He ended Casey’s Last Ride with, “Well I can quit there,” followed by, “Thank you“, then “Somehow I have got wrong.. somebody put the wrong thing up on this…” Roddy walked over and they sorted out whatever the issue was, quickly and easily. Broken Freedom Song followed, then another “Thank you.” Loving Her was Easier came next, followed by a short chat between Kris and Roddy Hart that was inaudible but ended with Kris saying, “Man that’s hard to hear .. ” as he smiled at Roddy. It was clear they are friends.
Kris Kristofferson and Roddy Hart
Kris said, “Thank you. I’d like to introduce Roddy Hart and John Martin, my good friends from. Glasgow.” Applause followed. It is likely that the boys from Scotland had their own fans in the audience, too. Kris continued with, “Well now, what key we in?” He consulted with Roddy who said, “I’ll take this song.” Kris nodded and replied, “Good.“
Roddy addressed the crowd with, “Hello Glastonbury. How are you? It’s a great honour to be with this man playing – 81 years old yesterday,” The crowd applauded. Kris laughed and replied,”Thank you, brother.” The Glaswegian continued, “My name is Roddy Hart this man is John Martin here with me and we have played many shows with Kris Kristofferson over the years and he sang on one of our songs years ago. He’s asked that we do it here today. I hope you don’t mind. We’re gonna do it here today and then get back to Kris Kristofferson. This is a song called Home“.
Roddy Hart is a talented songwriter, vocalist, performer and long-time friend of Kris Kristofferson’s. Kris sang with Roddy on one of his very early albums, Bookmarks – Where he added his voice to the track Home. The performance at Glasto was as polished as it was poignant.
After the applause died down, Jesus was a Capricorn came next. Kris said, “Thank you,” to the crowd, then spoke to one man in it. “Do you know how much you look like Sam Peckinpah?
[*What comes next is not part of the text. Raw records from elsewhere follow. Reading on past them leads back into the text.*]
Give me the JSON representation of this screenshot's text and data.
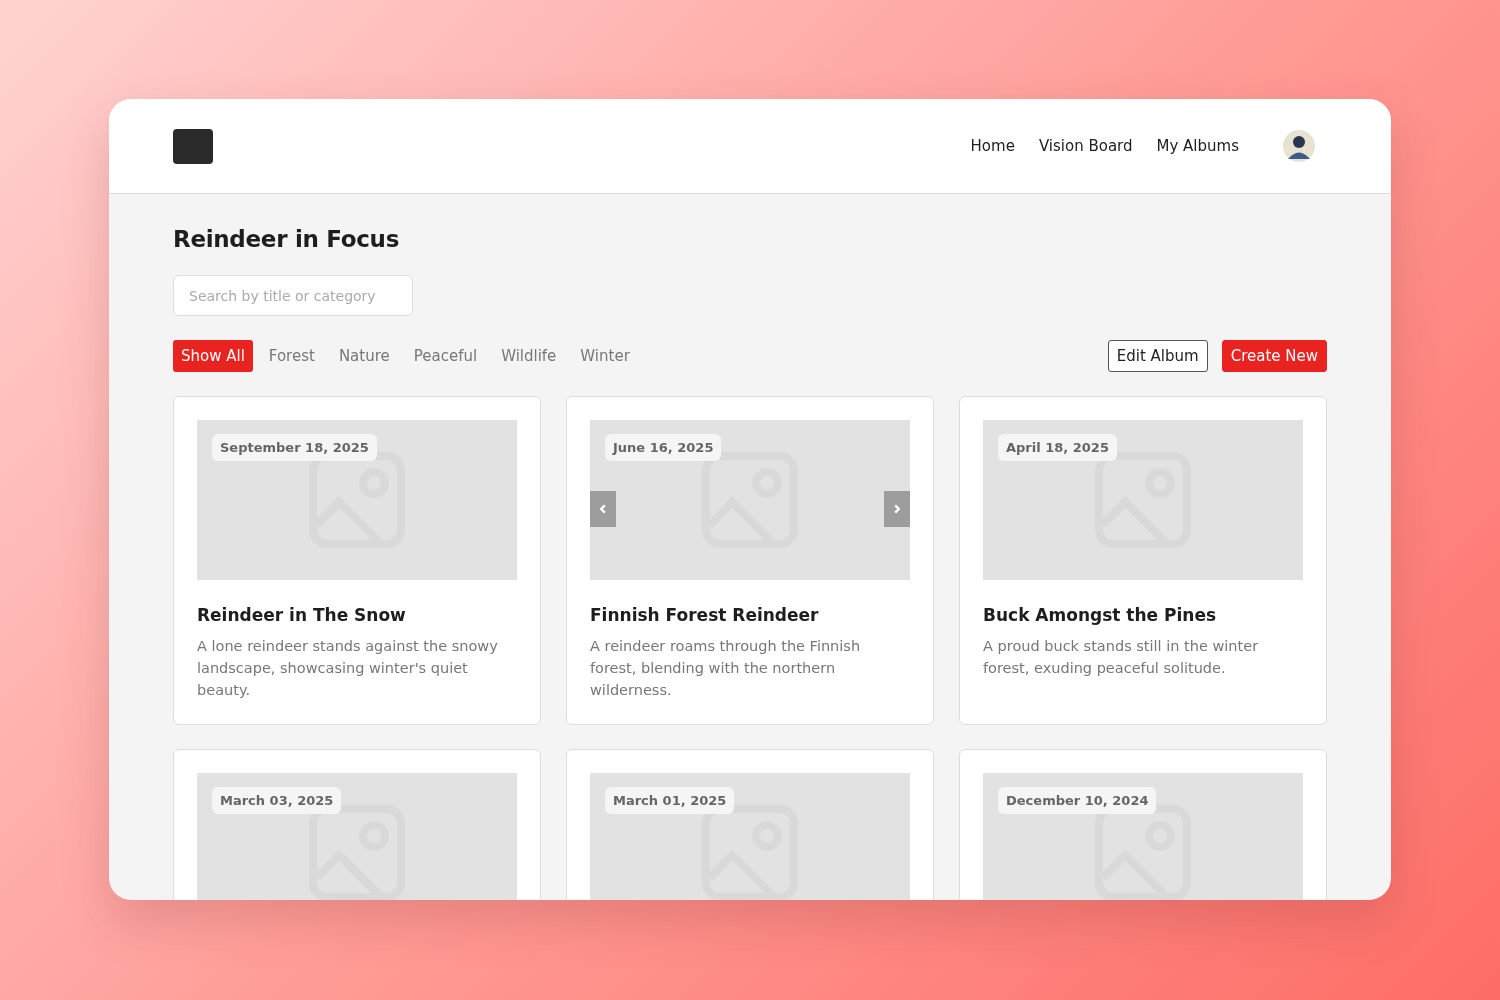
{
  "nav": {
    "links": [
      "Home",
      "Vision Board",
      "My Albums"
    ]
  },
  "page": {
    "title": "Reindeer in Focus",
    "search": {
      "placeholder": "Search by title or category"
    }
  },
  "filters": [
    {
      "label": "Show All",
      "selected": true
    },
    {
      "label": "Forest",
      "selected": false
    },
    {
      "label": "Nature",
      "selected": false
    },
    {
      "label": "Peaceful",
      "selected": false
    },
    {
      "label": "Wildlife",
      "selected": false
    },
    {
      "label": "Winter",
      "selected": false
    }
  ],
  "actions": [
    {
      "label": "Edit Album",
      "kind": "outline"
    },
    {
      "label": "Create New",
      "kind": "primary"
    }
  ],
  "cards": [
    {
      "date": "September 18, 2025",
      "title": "Reindeer in The Snow",
      "description": "A lone reindeer stands against the snowy landscape, showcasing winter's quiet beauty.",
      "arrows": false
    },
    {
      "date": "June 16, 2025",
      "title": "Finnish Forest Reindeer",
      "description": "A reindeer roams through the Finnish forest, blending with the northern wilderness.",
      "arrows": true
    },
    {
      "date": "April 18, 2025",
      "title": "Buck Amongst the Pines",
      "description": "A proud buck stands still in the winter forest, exuding peaceful solitude.",
      "arrows": false
    },
    {
      "date": "March 03, 2025",
      "arrows": false
    },
    {
      "date": "March 01, 2025",
      "arrows": false
    },
    {
      "date": "December 10, 2024",
      "arrows": false
    }
  ]
}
I thought I saw Sam down there ringside.” He grinned wryly, then got right into Sunday Morning Coming Down.
Johnny Depp and the Silver Tongued Devil
Kris was just into the song when Johnny Depp came out and joined him on stage for the song. The crowd went wild at this unexpected treat.
Roddy tweeted earlier…
— IFOD (@IfodOnelmstreet) June 26, 2017
As it ended, Kris asked, “Is that it?” then said, “I think that the end of it. Well, I can’t think of what song I’m gonna do. What’d I just do?” – Then he grinned and said, “Hey! Welcome, Johnny Depp. Aw man, what an honour to be on the same stage as you, Hoss!”
The Silver Tongued Devil
Johnny Depp stayed on for the tune that I regard as Kris Kristofferson’s theme, the Silver Tongued Devil and I. He especially seemed to enjoy jamming with John Martin. Kris acknowledged Johnny Depp as he took a bow, then, “Is that the end of that song?”
As Depp took his leave, Kris gestured towards him and said “My hero!” – For the Good Times was next.
Someone tweeted, “Kris makes every time a good time…”
Kris spotted the man from earlier in the crowd again. He couldn’t resist saying, one more time, “You look like Sam Peckinpah. Did anyone ever tell you that?”
Margo Price came back out and joined in for the last song of the session, Why Me. Kris Kristofferson said, “Thank you, Glastonbury“, then, “Thank you, brother” to the guys on the stage, and “Coming out” to the lads backstage. It ended with a final, “Thank you so much” to the fans.
Thank YOU so much, Kris. For the love, the lessons, the learnings and the sheer joy and sense of belonging that you have added to the lives of so many of us. Listening to your work has helped us mourn, reminisce and laugh hysterically at ourselves. It has helped us to realise that despite our fears and the dark bits in our souls, that we do actually belong to the human race.